DHAKA: At least 28 people have been killed in pitched battles between Bangladeshi police and thousands of hardline Islamists in the capital Dhaka.

In some of the fiercest violence to rock the capital since independence four decades ago, hundreds more people were reported to have been injured as riot police broke up a mass rally.

Police used a water cannon, sound grenades, tear gas and rubber bullets to disperse at least 70,000 Islamists who were camped at a key commercial district in a push for a new blasphemy law.

“We were forced to act after they unlawfully continued their gathering at Motijheel,” Dhaka police spokesman Masudur Rahman said.

“They attacked us with bricks, stones, rods and bamboo sticks.”

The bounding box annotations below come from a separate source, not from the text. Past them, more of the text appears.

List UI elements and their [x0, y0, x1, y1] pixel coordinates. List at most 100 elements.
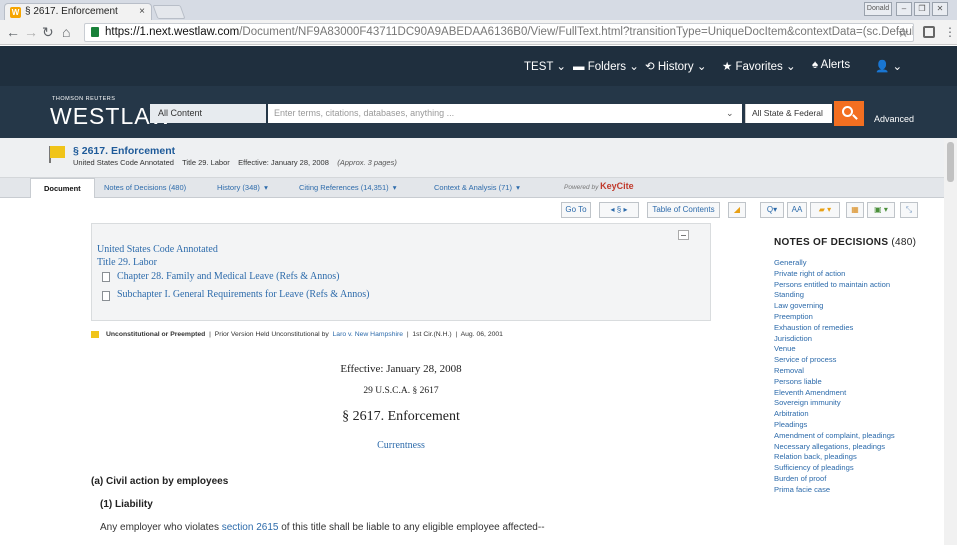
- section-2615-link[interactable]: section 2615: [222, 522, 279, 533]
- favorites-menu[interactable]: ★ Favorites ⌄: [722, 59, 796, 73]
- notes-list-item[interactable]: Burden of proof: [774, 474, 895, 485]
- tab-history[interactable]: History (348) ▾: [217, 178, 268, 198]
- profile-button[interactable]: Donald: [864, 2, 892, 16]
- text-size-icon[interactable]: AA: [787, 202, 807, 218]
- flag-date: Aug. 06, 2001: [460, 331, 503, 338]
- keycite-flag-notice: Unconstitutional or Preempted | Prior Ve…: [106, 331, 503, 338]
- notes-list-item[interactable]: Preemption: [774, 312, 895, 323]
- browser-tab-bar: W § 2617. Enforcement × Donald – ❐ ✕: [0, 0, 957, 20]
- alerts-label: Alerts: [820, 59, 851, 71]
- notes-list-item[interactable]: Venue: [774, 344, 895, 355]
- notes-list-item[interactable]: Standing: [774, 290, 895, 301]
- highlight-icon[interactable]: ▰ ▾: [810, 202, 840, 218]
- goto-button[interactable]: Go To: [561, 202, 591, 218]
- powered-by-label: Powered by: [564, 184, 599, 191]
- advanced-search-link[interactable]: Advanced: [874, 114, 914, 124]
- notes-list-item[interactable]: Generally: [774, 258, 895, 269]
- notes-list-item[interactable]: Exhaustion of remedies: [774, 323, 895, 334]
- notes-list-item[interactable]: Arbitration: [774, 409, 895, 420]
- notes-list-item[interactable]: Law governing: [774, 301, 895, 312]
- notes-list-item[interactable]: Service of process: [774, 355, 895, 366]
- minimize-button[interactable]: –: [896, 2, 912, 16]
- history-icon: ⟲: [645, 61, 655, 73]
- menu-icon[interactable]: ⋮: [944, 24, 956, 40]
- flag-case-link[interactable]: Laro v. New Hampshire: [333, 331, 404, 338]
- tab-context-analysis[interactable]: Context & Analysis (71) ▾: [434, 178, 520, 198]
- content-scope-selector[interactable]: All Content: [150, 104, 266, 123]
- notes-list-item[interactable]: Prima facie case: [774, 485, 895, 496]
- notes-list-item[interactable]: Persons liable: [774, 377, 895, 388]
- history-menu[interactable]: ⟲ History ⌄: [645, 59, 706, 73]
- home-icon[interactable]: ⌂: [62, 24, 70, 40]
- browser-window: W § 2617. Enforcement × Donald – ❐ ✕ ← →…: [0, 0, 957, 545]
- client-id-label: TEST: [524, 61, 554, 73]
- notes-list-item[interactable]: Pleadings: [774, 420, 895, 431]
- document-icon: [102, 291, 110, 301]
- search-icon-handle: [852, 114, 858, 120]
- bookmark-star-icon[interactable]: ☆: [897, 24, 909, 41]
- notes-list-item[interactable]: Amendment of complaint, pleadings: [774, 431, 895, 442]
- star-icon: ★: [722, 61, 733, 73]
- scrollbar-thumb[interactable]: [947, 142, 954, 182]
- client-id-menu[interactable]: TEST ⌄: [524, 59, 566, 73]
- section-1-heading: (1) Liability: [100, 499, 153, 510]
- restore-button[interactable]: ❐: [914, 2, 930, 16]
- expand-icon[interactable]: ⤡: [900, 202, 918, 218]
- notes-list-item[interactable]: Private right of action: [774, 269, 895, 280]
- tab-notes-of-decisions[interactable]: Notes of Decisions (480): [104, 178, 186, 198]
- breadcrumb-subchapter-link[interactable]: Subchapter I. General Requirements for L…: [117, 289, 369, 300]
- url-path: /Document/NF9A83000F43711DC90A9ABEDAA613…: [239, 26, 914, 38]
- folder-icon: ▬: [573, 61, 585, 73]
- annotate-icon[interactable]: ◢: [728, 202, 746, 218]
- table-of-contents-button[interactable]: Table of Contents: [647, 202, 720, 218]
- user-menu[interactable]: 👤 ⌄: [875, 59, 902, 73]
- alerts-menu[interactable]: ♠ Alerts: [812, 59, 850, 71]
- notes-list-item[interactable]: Persons entitled to maintain action: [774, 280, 895, 291]
- reload-icon[interactable]: ↻: [42, 24, 54, 40]
- close-tab-icon[interactable]: ×: [139, 6, 145, 17]
- breadcrumb-chapter-link[interactable]: Chapter 28. Family and Medical Leave (Re…: [117, 271, 339, 282]
- search-input[interactable]: Enter terms, citations, databases, anyth…: [268, 104, 742, 123]
- browser-tab[interactable]: W § 2617. Enforcement ×: [4, 3, 152, 20]
- notes-list-item[interactable]: Eleventh Amendment: [774, 388, 895, 399]
- notes-list-item[interactable]: Relation back, pleadings: [774, 452, 895, 463]
- folder-save-icon[interactable]: ▦: [846, 202, 864, 218]
- forward-icon[interactable]: →: [24, 24, 38, 40]
- document-meta: United States Code Annotated Title 29. L…: [73, 158, 397, 167]
- tab-document[interactable]: Document: [30, 178, 95, 198]
- currentness-link[interactable]: Currentness: [91, 440, 711, 451]
- tab-citing-references[interactable]: Citing References (14,351) ▾: [299, 178, 397, 198]
- powered-by-keycite: Powered by KeyCite: [564, 181, 634, 191]
- text-before: Any employer who violates: [100, 522, 222, 533]
- back-icon[interactable]: ←: [6, 24, 20, 40]
- close-window-button[interactable]: ✕: [932, 2, 948, 16]
- breadcrumb-title-link[interactable]: Title 29. Labor: [97, 257, 157, 268]
- section-nav-button[interactable]: ◂ § ▸: [599, 202, 639, 218]
- search-within-icon[interactable]: Q▾: [760, 202, 784, 218]
- notes-list-item[interactable]: Necessary allegations, pleadings: [774, 442, 895, 453]
- collapse-icon[interactable]: [678, 230, 689, 240]
- breadcrumb-code-link[interactable]: United States Code Annotated: [97, 244, 218, 255]
- meta-effective: Effective: January 28, 2008: [238, 158, 329, 167]
- statute-cite: 29 U.S.C.A. § 2617: [363, 386, 439, 396]
- document-icon: [102, 272, 110, 282]
- extension-icon[interactable]: [923, 26, 935, 38]
- notes-list-item[interactable]: Sufficiency of pleadings: [774, 463, 895, 474]
- folders-menu[interactable]: ▬ Folders ⌄: [573, 59, 639, 73]
- notes-list-item[interactable]: Sovereign immunity: [774, 398, 895, 409]
- thomson-reuters-label: THOMSON REUTERS: [52, 96, 116, 102]
- new-tab-button[interactable]: [152, 5, 186, 19]
- tab-context-label: Context & Analysis (71): [434, 183, 512, 192]
- notes-list-item[interactable]: Jurisdiction: [774, 334, 895, 345]
- url-field[interactable]: https://1.next.westlaw.com/Document/NF9A…: [84, 23, 914, 42]
- download-icon[interactable]: ▣ ▾: [867, 202, 895, 218]
- chevron-down-icon[interactable]: ⌄: [726, 104, 734, 123]
- page-scrollbar[interactable]: [944, 138, 957, 545]
- notes-list-item[interactable]: Removal: [774, 366, 895, 377]
- search-button[interactable]: [834, 101, 864, 126]
- lock-icon: [91, 27, 99, 37]
- meta-source: United States Code Annotated: [73, 158, 174, 167]
- jurisdiction-selector[interactable]: All State & Federal: [745, 104, 832, 123]
- url-host: https://1.next.westlaw.com: [105, 26, 240, 38]
- keycite-yellow-flag-icon[interactable]: [50, 146, 65, 158]
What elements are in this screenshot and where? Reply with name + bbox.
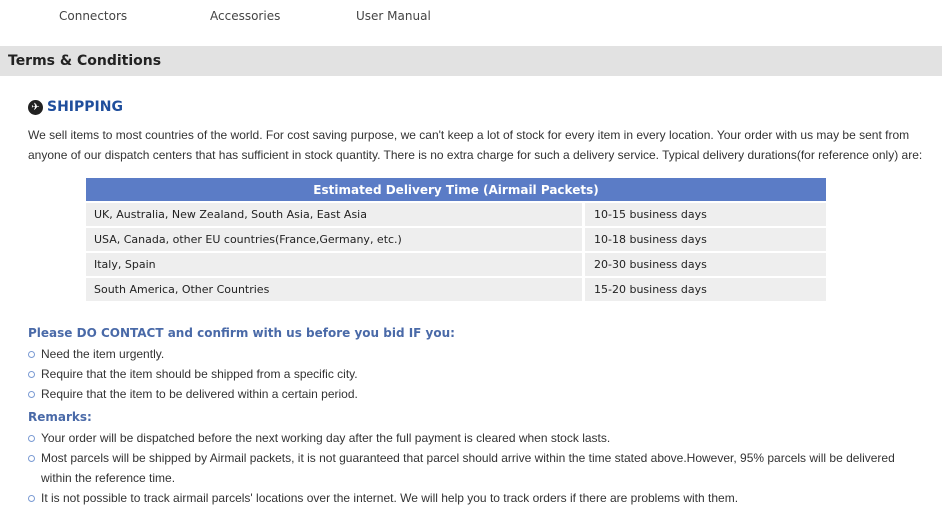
duration-cell: 15-20 business days xyxy=(582,278,826,301)
list-item: Your order will be dispatched before the… xyxy=(28,428,920,448)
contact-list: Need the item urgently. Require that the… xyxy=(28,344,920,404)
bullet-icon xyxy=(28,351,35,358)
duration-cell: 20-30 business days xyxy=(582,253,826,276)
table-row: South America, Other Countries 15-20 bus… xyxy=(86,278,826,301)
list-item: Require that the item to be delivered wi… xyxy=(28,384,920,404)
region-cell: Italy, Spain xyxy=(86,253,582,276)
shipping-title: SHIPPING xyxy=(47,99,123,115)
airplane-icon: ✈ xyxy=(28,100,43,115)
table-row: Italy, Spain 20-30 business days xyxy=(86,253,826,276)
list-item-text: It is not possible to track airmail parc… xyxy=(41,491,739,505)
list-item-text: Need the item urgently. xyxy=(41,347,165,361)
remarks-heading: Remarks: xyxy=(28,410,92,424)
duration-cell: 10-15 business days xyxy=(582,203,826,226)
list-item-text: Most parcels will be shipped by Airmail … xyxy=(41,451,895,485)
list-item: It is not possible to track airmail parc… xyxy=(28,488,920,508)
delivery-table-header: Estimated Delivery Time (Airmail Packets… xyxy=(86,178,826,201)
terms-conditions-bar: Terms & Conditions xyxy=(0,46,942,76)
terms-conditions-title: Terms & Conditions xyxy=(8,53,162,69)
nav-link-user-manual[interactable]: User Manual xyxy=(356,9,431,23)
region-cell: UK, Australia, New Zealand, South Asia, … xyxy=(86,203,582,226)
bullet-icon xyxy=(28,435,35,442)
table-row: USA, Canada, other EU countries(France,G… xyxy=(86,228,826,251)
bullet-icon xyxy=(28,455,35,462)
region-cell: USA, Canada, other EU countries(France,G… xyxy=(86,228,582,251)
list-item: Most parcels will be shipped by Airmail … xyxy=(28,448,920,488)
nav-link-connectors[interactable]: Connectors xyxy=(59,9,127,23)
contact-heading: Please DO CONTACT and confirm with us be… xyxy=(28,326,455,340)
bullet-icon xyxy=(28,371,35,378)
region-cell: South America, Other Countries xyxy=(86,278,582,301)
remarks-list: Your order will be dispatched before the… xyxy=(28,428,920,508)
table-row: UK, Australia, New Zealand, South Asia, … xyxy=(86,203,826,226)
nav-link-accessories[interactable]: Accessories xyxy=(210,9,280,23)
list-item-text: Your order will be dispatched before the… xyxy=(41,431,611,445)
list-item-text: Require that the item should be shipped … xyxy=(41,367,358,381)
shipping-intro: We sell items to most countries of the w… xyxy=(28,128,923,162)
bullet-icon xyxy=(28,391,35,398)
list-item-text: Require that the item to be delivered wi… xyxy=(41,387,358,401)
list-item: Require that the item should be shipped … xyxy=(28,364,920,384)
delivery-time-table: Estimated Delivery Time (Airmail Packets… xyxy=(86,176,826,303)
top-navigation: Connectors Accessories User Manual xyxy=(0,0,950,30)
list-item: Need the item urgently. xyxy=(28,344,920,364)
duration-cell: 10-18 business days xyxy=(582,228,826,251)
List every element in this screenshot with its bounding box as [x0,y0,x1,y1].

Hundreds of bankers, insurance officials and stock traders had to sleep in their offices as the sound of gunfire echoed around the Motijheel Commercial Area through much of the night.
Witnesses say shops were torched while trees were been torn down and thousands of rocks littered the ground.

Police say the protesters have now dispersed.

Police inspector Mozammel Haq, at Dhaka Medical College Hospital, says 11 bodies were taken to the clinic.

He says the bodies include several who had been hit by bullets, and a policeman who had been hacked in the head by protesters with machetes.

Eleven other bodies were taken to three other clinics, while hospital officials said hundreds of people were injured.

The violence erupted on Sunday afternoon and continued until the early hours of Monday morning.

It came after hundreds of thousands of Islamists demanding a new blasphemy law blocked highways and fought running battles with police on Sunday, leaving 10 people dead and hundreds injured in the Bangladeshi capital.

Chanting “Allahu Akbar!” (“God is greatest!”) and “One point, One demand: Atheists must be hanged”, activists from the hardline Hefajat-e-Islam marched along at least six highways, blocking transport between Dhaka and other cities.

Police say about 200,000 people marched to central Dhaka, where fierce clashes erupted between thousands of rock-throwing protesters and security officials, with police beating back demonstrators with batons.

Prime minister Sheikh Hasina has ruled out a new law, insisting she will not cave into the demands of hardliners who have been infuriated by bloggers whom they accuse of insulting the Prophet Mohammed.